I spent the day alternating between sleeping and staring blankly at the television. I occasionally checked my email, but sitting up hurt too much to stay long. By late afternoon, my skull was filled with Liquid Pain. Moving or lifting it was difficult, and standing up sent the pain sloshing everywhere, making me feel unstable and nauseous.
I knew I was probably somewhat dehydrated, and I knew I was supposed to be drinking fluids. I had a bottle of water that I occasionally sipped from, but drinking seemed like too much work. At some point I forced myself to eat a cereal bar, thinking food would help, but that was just exhausting.
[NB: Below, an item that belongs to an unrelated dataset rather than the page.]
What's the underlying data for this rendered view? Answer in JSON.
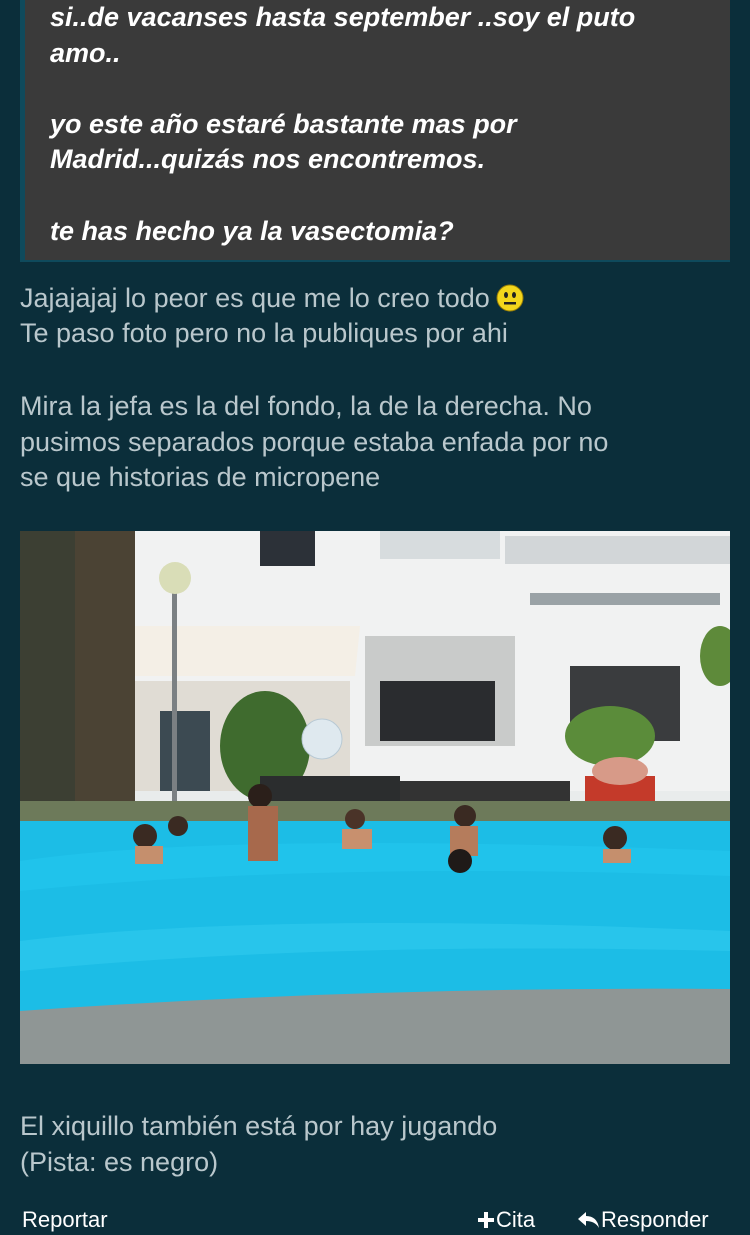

Mostly I just sprawled on my couch with my tissues and my cats, trying to find a position where my head did not hurt too much.
G came over for a bit, kindly bringing me a thermos of soup, plus some lemon and honey! I couldn't bring myself to eat anything yet, but I really appreciated it even so. It was great to see him, and we talked for a bit. Sitting up and talking made my head hurt though, so he didn't stay very long.
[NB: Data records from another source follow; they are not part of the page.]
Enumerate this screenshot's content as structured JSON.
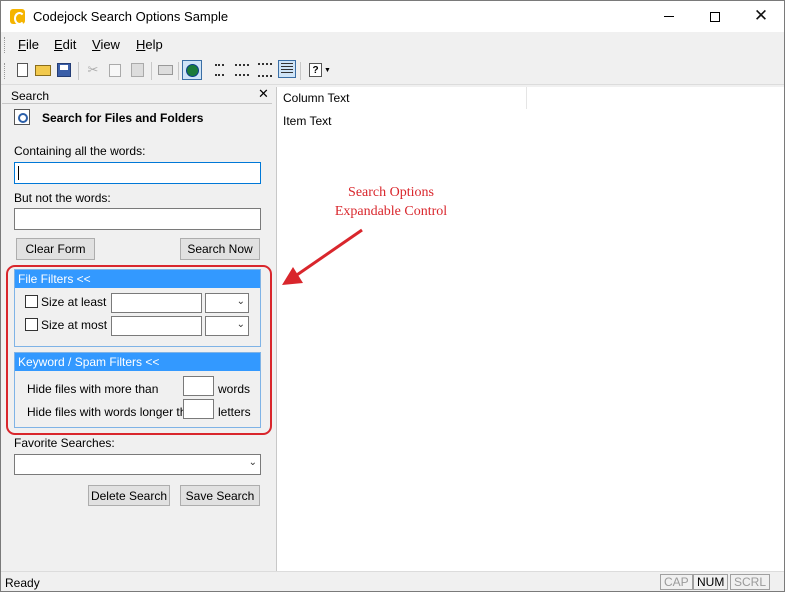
{
  "window": {
    "title": "Codejock Search Options Sample"
  },
  "menu": {
    "items": [
      "File",
      "Edit",
      "View",
      "Help"
    ]
  },
  "toolbar": {
    "buttons": [
      "new-icon",
      "open-icon",
      "save-icon",
      "cut-icon",
      "copy-icon",
      "paste-icon",
      "print-icon",
      "search-icon",
      "list-view-icon",
      "detail-list-icon",
      "details-view-icon",
      "help-icon"
    ]
  },
  "search_pane": {
    "title": "Search",
    "close_glyph": "✕",
    "header": "Search for Files and Folders",
    "containing_label": "Containing all the words:",
    "containing_value": "",
    "but_not_label": "But not the words:",
    "but_not_value": "",
    "clear_button": "Clear Form",
    "search_button": "Search Now",
    "file_filters": {
      "header": "File Filters <<",
      "size_at_least": "Size at least",
      "size_at_most": "Size at most"
    },
    "keyword_filters": {
      "header": "Keyword / Spam Filters <<",
      "more_than_label": "Hide files with more than",
      "more_than_unit": "words",
      "longer_than_label": "Hide files with words longer than",
      "longer_than_unit": "letters"
    },
    "favorite_label": "Favorite Searches:",
    "favorite_value": "",
    "delete_button": "Delete Search",
    "save_button": "Save Search"
  },
  "list_view": {
    "column_header": "Column Text",
    "row": "Item Text"
  },
  "annotation": {
    "line1": "Search Options",
    "line2": "Expandable Control",
    "color": "#d9262c"
  },
  "status": {
    "text": "Ready",
    "indicators": [
      "CAP",
      "NUM",
      "SCRL"
    ],
    "active": [
      "NUM"
    ]
  },
  "colors": {
    "accent": "#3399ff",
    "highlight": "#d9262c"
  }
}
I knew C was supposed to come over to pick up some stuff in the evening, so I mustered up enough energy to turn my porch light on before I curled up in a ball on the couch, half-asleep. Then I thought I should have unlocked the door for him, but it was too far away, and I knew he still had a key anyway.
A little while later, I thought I heard a car in my driveway. I waited, but I didn't hear anything more, so I figured I was imagining it. Then, far away, I heard the sound of my door opening. Puzzled that it sounded so far away, I glanced at my front door. It was closed. "I must be hallucinating, that's all," I thought, and I shut my eyes again. A few minutes later, I heard him stomping snow off his shoes by the side door. "Oh. That makes more sense."
C finally appeared, with orange juice, more chicken soup, cookies, and cough drops! Very nice of him. I still couldn't eat anything, but I did drink some oj. When I told him about the Sphere Of Pain where my head had once been, he asked if it was sinus-related. I had considered that, but I didn't think so. It wasn't in my face, it was all above and behind my ears. He convinced me to take a decongestant anyway, plus some more advil.
I slumped against his shoulder, not wanting to lift my head, and we talked for awhile. Sometimes when I'm ill, it colors how I see the rest of my life. I have a terrible cold right now, so surely I will always have it, right? So we were talking about an event scheduled for october, which would involve some running. "I'm too sick to run," I said. "So I can't go."
He laughed at me. At some later point in the conversation though, I miraculously started to feel a little better! My Monster Unmanageable Headache retreated to just a normal headache. I could stand without nausea. I felt like I just had a cold, instead of feeling at death's door. I'm not sure what did it -- visiting with G and C, the advil, the decongestant, the oj, or perhaps the combination of all of it... but I was ever-so-relieved and grateful, regardless of the reason.
I was finally well enough to eat, so I had some chicken soup. Then I had a few chocolate chip cookies, plus some wonderful tea (from my favorite barista) with the yummy honey and lemon that G had donated. I felt human again. It was lovely.
Today I even made it back to work. I enjoyed G's lemony chicken soup for lunch. I'm still stuffy and headachey, but I feel mostly human. Yay for health and good friends! Maybe this time I'm really on my way to being recovered - I hope so... I'm tired of my body's falling-apartness.